- Born: John Henry Rowland Perkins II July 10, 1934 Los Angeles, California, U.S.
- Died: August 8, 2018 (aged 84) Sherman Oaks, California, U.S.
- Education: Beverly Hills High School
- Alma mater: University of California, Los Angeles
- Occupation: Talent agent
- Spouse: Sallie James Perkins (1932-2017) (her death)
- Children: 3

= Rowland Perkins =

American talent agent

Rowland Perkins (July 10, 1934 – August 8, 2018) was an American talent agent. He was a co-founder and the founding president of the Creative Artists Agency (CAA).

==Early life==
Rowland Perkins was born on July 10, 1934, in Los Angeles, California. He graduated from Beverly Hills High School. He served in the United States Navy for two years and attended the University of California in Los Angeles, where he earned a bachelor's degree in business administration.

==Career==
Perkins began his career at the William Morris Agency (WMA).

Perkins co-founded Creative Artists Agency with Michael Ovitz, Ronald Meyer, William Haber and Michael S. Rosenfeld in 1975. He was its founding president. Perkins negotiated television productions for George Stevens Jr. He retired from CAA in 1993.

In 1995, Perkins founded the production company Double Eagle Entertainment. He served on the board of the Academy of Television Arts & Sciences.

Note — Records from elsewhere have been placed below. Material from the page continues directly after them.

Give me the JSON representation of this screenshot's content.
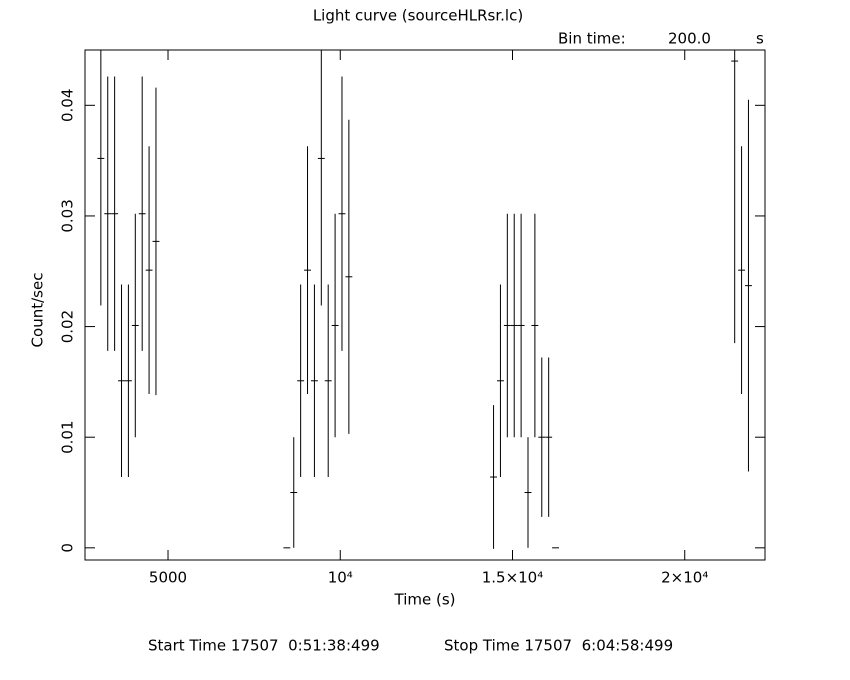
{
  "chart_data": {
    "type": "errorbar",
    "title": "Light curve (sourceHLRsr.lc)",
    "bin_label": "Bin time:",
    "bin_value": "200.0",
    "bin_unit": "s",
    "x_label": "Time (s)",
    "y_label": "Count/sec",
    "start_time": "Start Time 17507  0:51:38:499",
    "stop_time": "Stop Time 17507  6:04:58:499",
    "bin_width": 200,
    "x": [
      3050,
      3250,
      3450,
      3650,
      3850,
      4050,
      4250,
      4450,
      4650,
      8450,
      8650,
      8850,
      9050,
      9250,
      9450,
      9650,
      9850,
      10050,
      10250,
      14450,
      14650,
      14850,
      15050,
      15250,
      15450,
      15650,
      15850,
      16050,
      16250,
      21450,
      21650,
      21850
    ],
    "values": [
      0.0352,
      0.0302,
      0.0302,
      0.0151,
      0.0151,
      0.0201,
      0.0302,
      0.0251,
      0.0277,
      0,
      0.005,
      0.0151,
      0.0251,
      0.0151,
      0.0352,
      0.0151,
      0.0201,
      0.0302,
      0.0245,
      0.0064,
      0.0151,
      0.0201,
      0.0201,
      0.0201,
      0.005,
      0.0201,
      0.01,
      0.01,
      0,
      0.044,
      0.0251,
      0.0237
    ],
    "errors": [
      0.0133,
      0.0124,
      0.0124,
      0.0087,
      0.0087,
      0.0101,
      0.0124,
      0.0112,
      0.0139,
      0,
      0.005,
      0.0087,
      0.0112,
      0.0087,
      0.0133,
      0.0087,
      0.0101,
      0.0124,
      0.0142,
      0.0065,
      0.0087,
      0.0101,
      0.0101,
      0.0101,
      0.005,
      0.0101,
      0.0072,
      0.0072,
      0,
      0.0255,
      0.0112,
      0.0168
    ],
    "color": "#000000",
    "xlim": [
      2590,
      22330
    ],
    "ylim": [
      -0.0011,
      0.045
    ],
    "xticks": [
      5000,
      {
        "value": 10000,
        "label": "10⁴"
      },
      {
        "value": 15000,
        "label": "1.5×10⁴"
      },
      {
        "value": 20000,
        "label": "2×10⁴"
      }
    ],
    "yticks": [
      0,
      0.01,
      0.02,
      0.03,
      0.04
    ]
  }
}
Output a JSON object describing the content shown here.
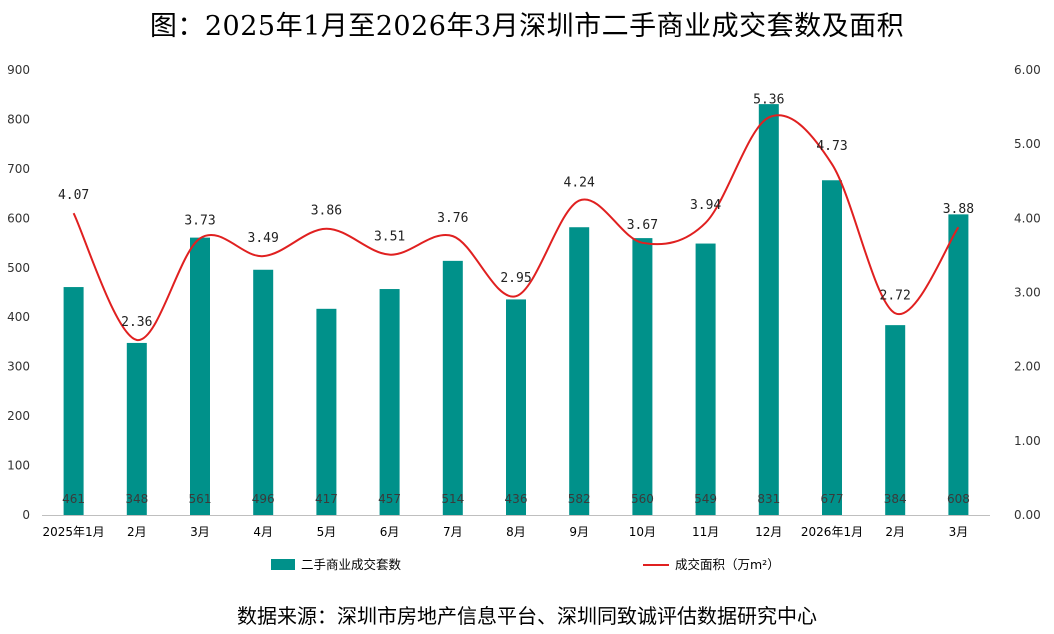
{
  "title": "图：2025年1月至2026年3月深圳市二手商业成交套数及面积",
  "source_note": "数据来源：深圳市房地产信息平台、深圳同致诚评估数据研究中心",
  "colors": {
    "bar": "#00918A",
    "line": "#E02020",
    "axis": "#BFBFBF"
  },
  "chart_data": {
    "type": "bar",
    "title": "图：2025年1月至2026年3月深圳市二手商业成交套数及面积",
    "categories": [
      "2025年1月",
      "2月",
      "3月",
      "4月",
      "5月",
      "6月",
      "7月",
      "8月",
      "9月",
      "10月",
      "11月",
      "12月",
      "2026年1月",
      "2月",
      "3月"
    ],
    "series": [
      {
        "name": "二手商业成交套数",
        "type": "bar",
        "axis": "left",
        "values": [
          461,
          348,
          561,
          496,
          417,
          457,
          514,
          436,
          582,
          560,
          549,
          831,
          677,
          384,
          608
        ]
      },
      {
        "name": "成交面积（万m²）",
        "type": "line",
        "axis": "right",
        "smooth": true,
        "values": [
          4.07,
          2.36,
          3.73,
          3.49,
          3.86,
          3.51,
          3.76,
          2.95,
          4.24,
          3.67,
          3.94,
          5.36,
          4.73,
          2.72,
          3.88
        ]
      }
    ],
    "y_left": {
      "min": 0,
      "max": 900,
      "step": 100,
      "ticks": [
        "0",
        "100",
        "200",
        "300",
        "400",
        "500",
        "600",
        "700",
        "800",
        "900"
      ]
    },
    "y_right": {
      "min": 0,
      "max": 6,
      "step": 1,
      "ticks": [
        "0.00",
        "1.00",
        "2.00",
        "3.00",
        "4.00",
        "5.00",
        "6.00"
      ]
    },
    "bar_labels": [
      "461",
      "348",
      "561",
      "496",
      "417",
      "457",
      "514",
      "436",
      "582",
      "560",
      "549",
      "831",
      "677",
      "384",
      "608"
    ],
    "line_labels": [
      "4.07",
      "2.36",
      "3.73",
      "3.49",
      "3.86",
      "3.51",
      "3.76",
      "2.95",
      "4.24",
      "3.67",
      "3.94",
      "5.36",
      "4.73",
      "2.72",
      "3.88"
    ],
    "legend": [
      {
        "label": "二手商业成交套数",
        "kind": "bar"
      },
      {
        "label": "成交面积（万m²）",
        "kind": "line"
      }
    ],
    "grid": false,
    "legend_position": "bottom"
  }
}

==Personal life and death==
In 1960, Perkins married Diane Carol Smith whom he had met while they both attended UCLA. They had three daughters, Kamala, Dahra and Alexandra. They divorced in 1976. Perkins later married Sallie James Perkins, an actress, comedian and opera singer. His wife Sallie predeceased him in 2017.

He died of pneumonia on August 8, 2018, in Sherman Oaks, California, at age 84.